On state occasions such as these, the speaker is accompanied in the coach by his usual retinue of Secretary, Chaplain and Serjeant-at-Arms, together with the House of Commons Mace, which is positioned to be clearly visible from outside. The Speaker's Train-bearer is also accommodated, on a stool in the centre.

A coachman and two footmen are employed, wearing distinctive livery, and the Speaker is escorted by a single Household Cavalryman, who rides alongside the carriage.
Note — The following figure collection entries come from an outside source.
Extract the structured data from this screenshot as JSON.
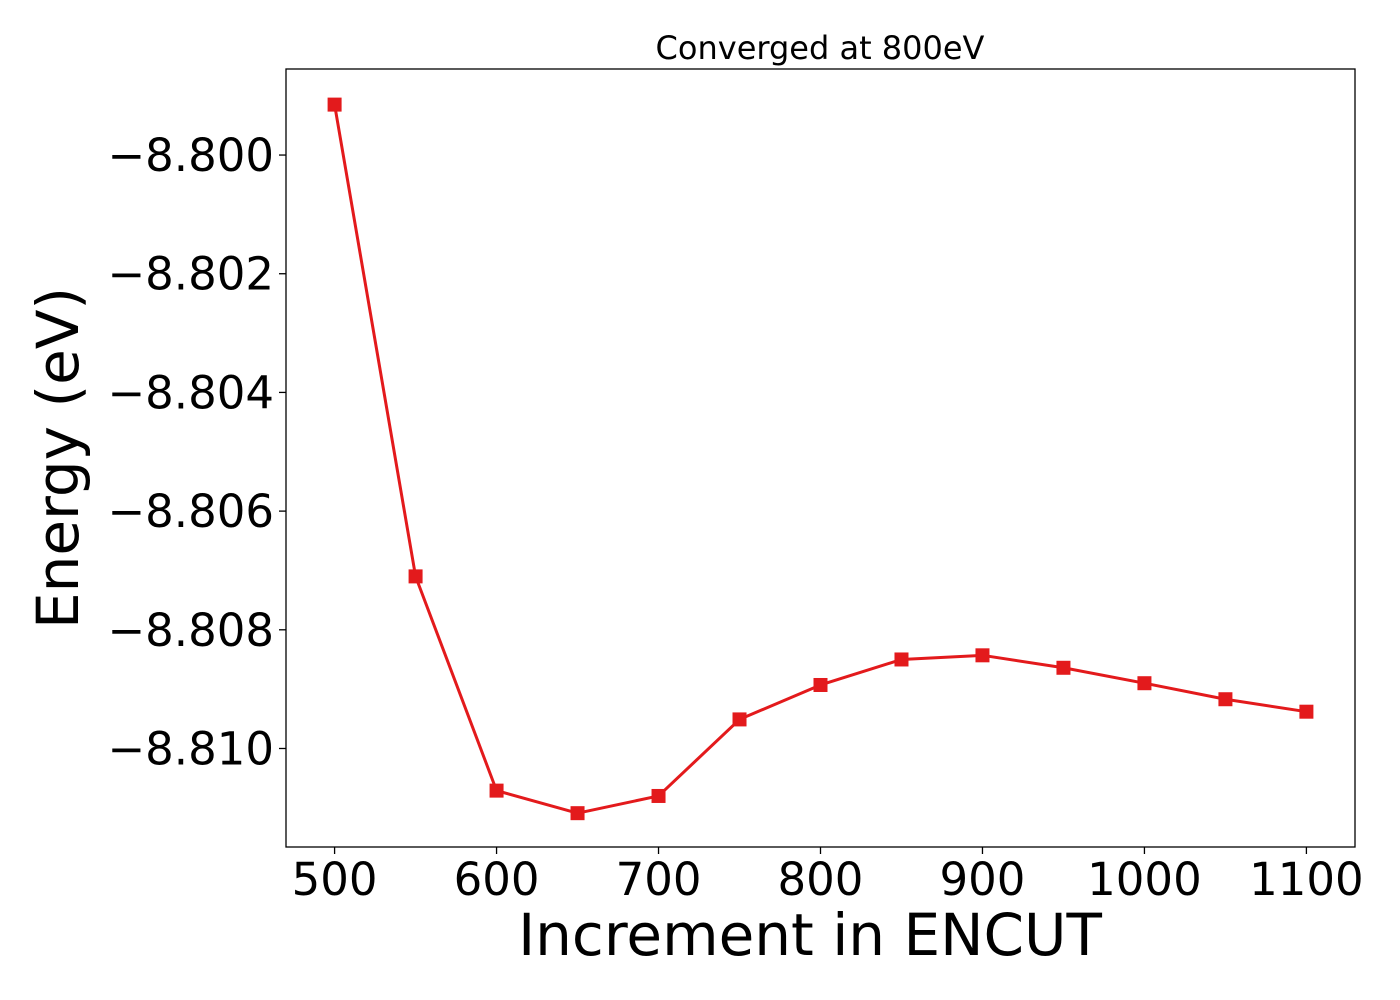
{
  "chart_data": {
    "type": "line",
    "title": "Converged at 800eV",
    "xlabel": "Increment in ENCUT",
    "ylabel": "Energy (eV)",
    "x": [
      500,
      550,
      600,
      650,
      700,
      750,
      800,
      850,
      900,
      950,
      1000,
      1050,
      1100
    ],
    "series": [
      {
        "color": "#e31a1c",
        "marker": "square",
        "values": [
          -8.79915,
          -8.8071,
          -8.81071,
          -8.81109,
          -8.8108,
          -8.80951,
          -8.80893,
          -8.8085,
          -8.80843,
          -8.80864,
          -8.8089,
          -8.80917,
          -8.80938
        ]
      }
    ],
    "xlim": [
      470,
      1130
    ],
    "ylim": [
      -8.81166,
      -8.79855
    ],
    "xticks": [
      500,
      600,
      700,
      800,
      900,
      1000,
      1100
    ],
    "xtick_labels": [
      "500",
      "600",
      "700",
      "800",
      "900",
      "1000",
      "1100"
    ],
    "yticks": [
      -8.8,
      -8.802,
      -8.804,
      -8.806,
      -8.808,
      -8.81
    ],
    "ytick_labels": [
      "−8.800",
      "−8.802",
      "−8.804",
      "−8.806",
      "−8.808",
      "−8.810"
    ],
    "grid": false,
    "legend": "none"
  }
}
Since the speakership of Shaw-Lefevre in the 1800s, the coach has been pulled by a pair of Whitbread Shire horses; Shaw-Lefevre having been a partner in Messrs Whitbread & Co.

== Location of the coach ==

Around 1808, the coach was housed in stables adjoining the Speaker's House.

Starting in 1978, the coach was on display at Whitbread's Brewery in Chiswell Street, London EC1.

Starting in 1995, the coach has occasionally been on display at Westminster Hall.

In 2011, Speaker John Bercow announced that the coach would go on display at the National Trust's Arlington Court Carriage Museum in Devon, where it remained until 2023.

In 2023 it was publicly displayed in Westminster Hall for the occasion of the coronation of King Charles III.